Le seul inconvénient, c’est qu’ils ne s’exportent pas – sinon sous la forme de reliques ou d’idées – et que pour y assister, il faut aller sur place. C’est ainsi que Morgennes et moi traversâmes Cana, « où Jésus changea l’eau en vin et guérit à distance le fils d’un certain officier royal », pour nous diriger ensuite vers « la colline où le Fils de Notre-Seigneur multiplia les pains », peu après Nazareth. Là, nous fîmes une halte, afin de rencontrer le célèbre marchand de reliques, Massada.
Mais il était absent. Aussi fut-ce Olivier, son jeune esclave, qui nous reçut à sa place.
— Aujourd’hui c’est shabbat, nous dit-il. Le docteur ne travaille pas. Si vous voulez acheter l’une ou l’autre de nos merveilles, je puis vous renseigner, car moi je suis chrétien.
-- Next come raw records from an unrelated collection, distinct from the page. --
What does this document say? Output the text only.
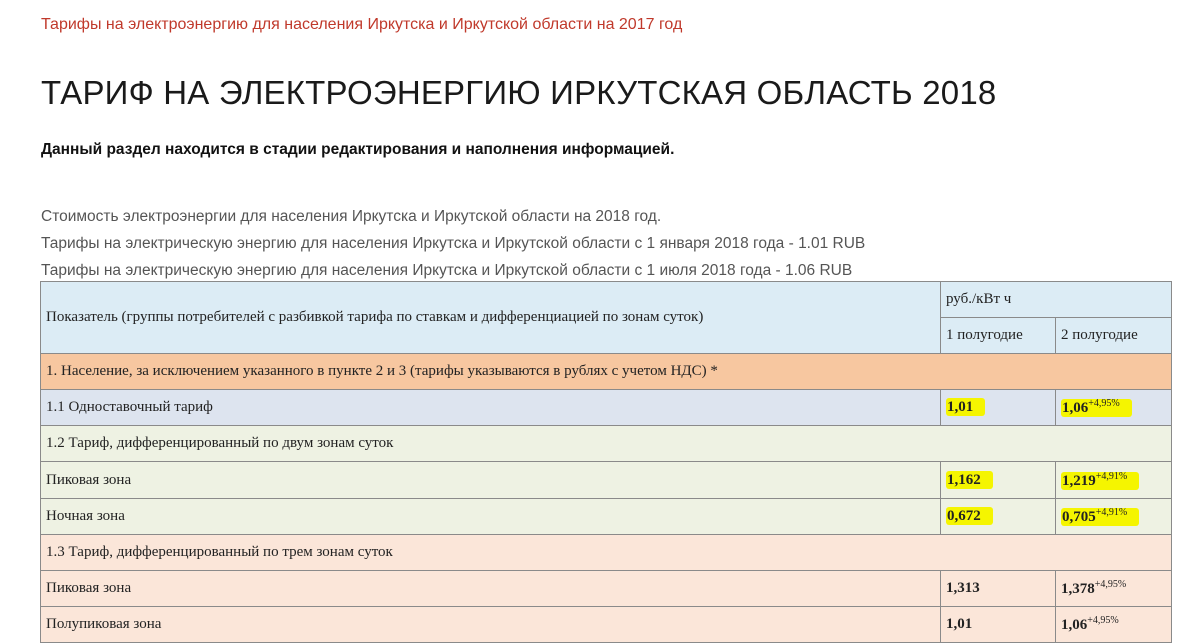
Тарифы на электроэнергию для населения Иркутска и Иркутской области на 2017 год
ТАРИФ НА ЭЛЕКТРОЭНЕРГИЮ ИРКУТСКАЯ ОБЛАСТЬ 2018
Данный раздел находится в стадии редактирования и наполнения информацией.
Стоимость электроэнергии для населения Иркутска и Иркутской области на 2018 год.
Тарифы на электрическую энергию для населения Иркутска и Иркутской области с 1 января 2018 года - 1.01 RUB
Тарифы на электрическую энергию для населения Иркутска и Иркутской области с 1 июля 2018 года - 1.06 RUB
Показатель (группы потребителей с разбивкой тарифа по ставкам и дифференциацией по зонам суток)	руб./кВт ч	
	1 полугодие	2 полугодие
1. Население, за исключением указанного в пункте 2 и 3 (тарифы указываются в рублях с учетом НДС) *		
1.1 Одноставочный тариф	1,01	$1,06^{+4,95\%}$
1.2 Тариф, дифференцированный по двум зонам суток		
Пиковая зона	1,162	$1,219^{+4,91\%}$
Ночная зона	0,672	$0,705^{+4,91\%}$
1.3 Тариф, дифференцированный по трем зонам суток		
Пиковая зона	1,313	$1,378^{+4,95\%}$
Полупиковая зона	1,01	$1,06^{+4,95\%}$
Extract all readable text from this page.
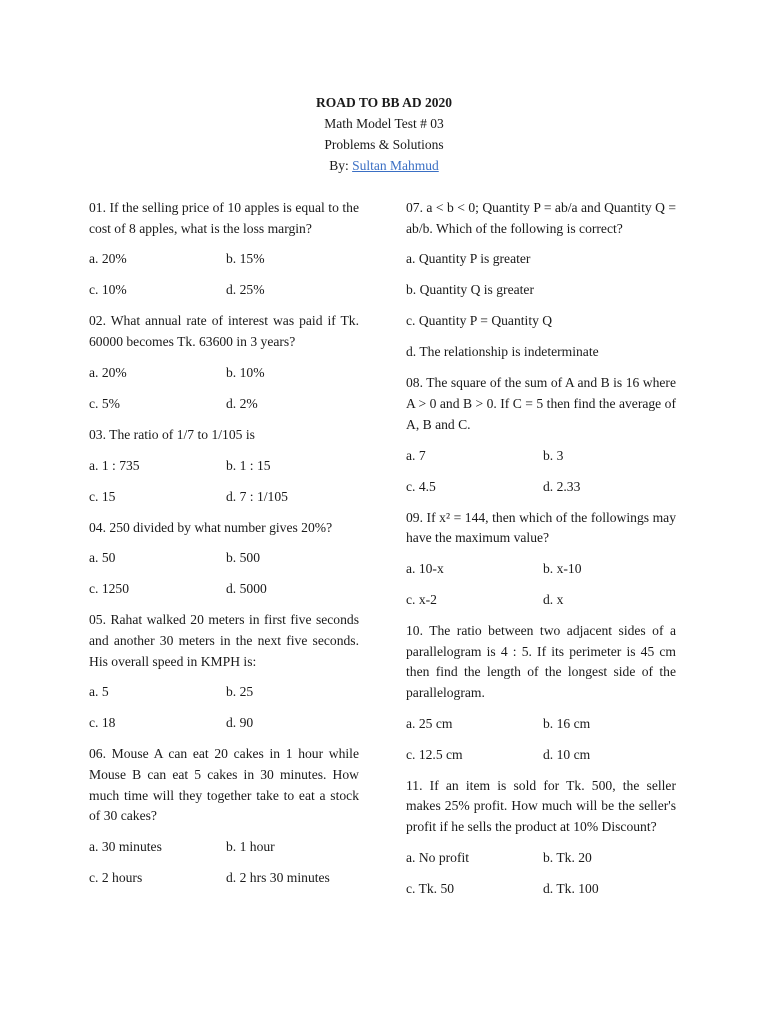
ROAD TO BB AD 2020
Math Model Test # 03
Problems & Solutions
By: Sultan Mahmud
01. If the selling price of 10 apples is equal to the cost of 8 apples, what is the loss margin?
a. 20%	b. 15%
c. 10%	d. 25%
02. What annual rate of interest was paid if Tk. 60000 becomes Tk. 63600 in 3 years?
a. 20%	b. 10%
c. 5%	d. 2%
03. The ratio of 1/7 to 1/105 is
a. 1 : 735	b. 1 : 15
c. 15	d. 7 : 1/105
04. 250 divided by what number gives 20%?
a. 50	b. 500
c. 1250	d. 5000
05. Rahat walked 20 meters in first five seconds and another 30 meters in the next five seconds. His overall speed in KMPH is:
a. 5	b. 25
c. 18	d. 90
06. Mouse A can eat 20 cakes in 1 hour while Mouse B can eat 5 cakes in 30 minutes. How much time will they together take to eat a stock of 30 cakes?
a. 30 minutes	b. 1 hour
c. 2 hours	d. 2 hrs 30 minutes
07. a < b < 0; Quantity P = ab/a and Quantity Q = ab/b. Which of the following is correct?
a. Quantity P is greater
b. Quantity Q is greater
c. Quantity P = Quantity Q
d. The relationship is indeterminate
08. The square of the sum of A and B is 16 where A > 0 and B > 0. If C = 5 then find the average of A, B and C.
a. 7	b. 3
c. 4.5	d. 2.33
09. If x² = 144, then which of the followings may have the maximum value?
a. 10-x	b. x-10
c. x-2	d. x
10. The ratio between two adjacent sides of a parallelogram is 4 : 5. If its perimeter is 45 cm then find the length of the longest side of the parallelogram.
a. 25 cm	b. 16 cm
c. 12.5 cm	d. 10 cm
11. If an item is sold for Tk. 500, the seller makes 25% profit. How much will be the seller's profit if he sells the product at 10% Discount?
a. No profit	b. Tk. 20
c. Tk. 50	d. Tk. 100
— Vous reste-t-il, demandai-je, un peu de Saint Sang ? Nous venons de fort loin pour nous en procurer.
— Ah, fit Olivier. Vous avez de la chance, messires. Nous en avons justement une fiole… C’est une relique des plus rares…
Nous invitant à prendre place sur les coussins disposés autour d’une petite table ronde, où un thé nous fut servi, il se retira un instant derrière un fin rideau de coton, puis en revint avec une cassette. Qu’il ouvrit, nous en présentant le contenu :
— Voyez, messeigneurs, la Fiole du Saint Sang de Notre-Sauveur ! Il n’y en a qu’une dans tout l’Orient, et je la tiens à votre disposition ! Bien sûr, elle est fournie avec un certificat d’authenticité, signé de la main même de l’évêque d’Acre…
— Combien ?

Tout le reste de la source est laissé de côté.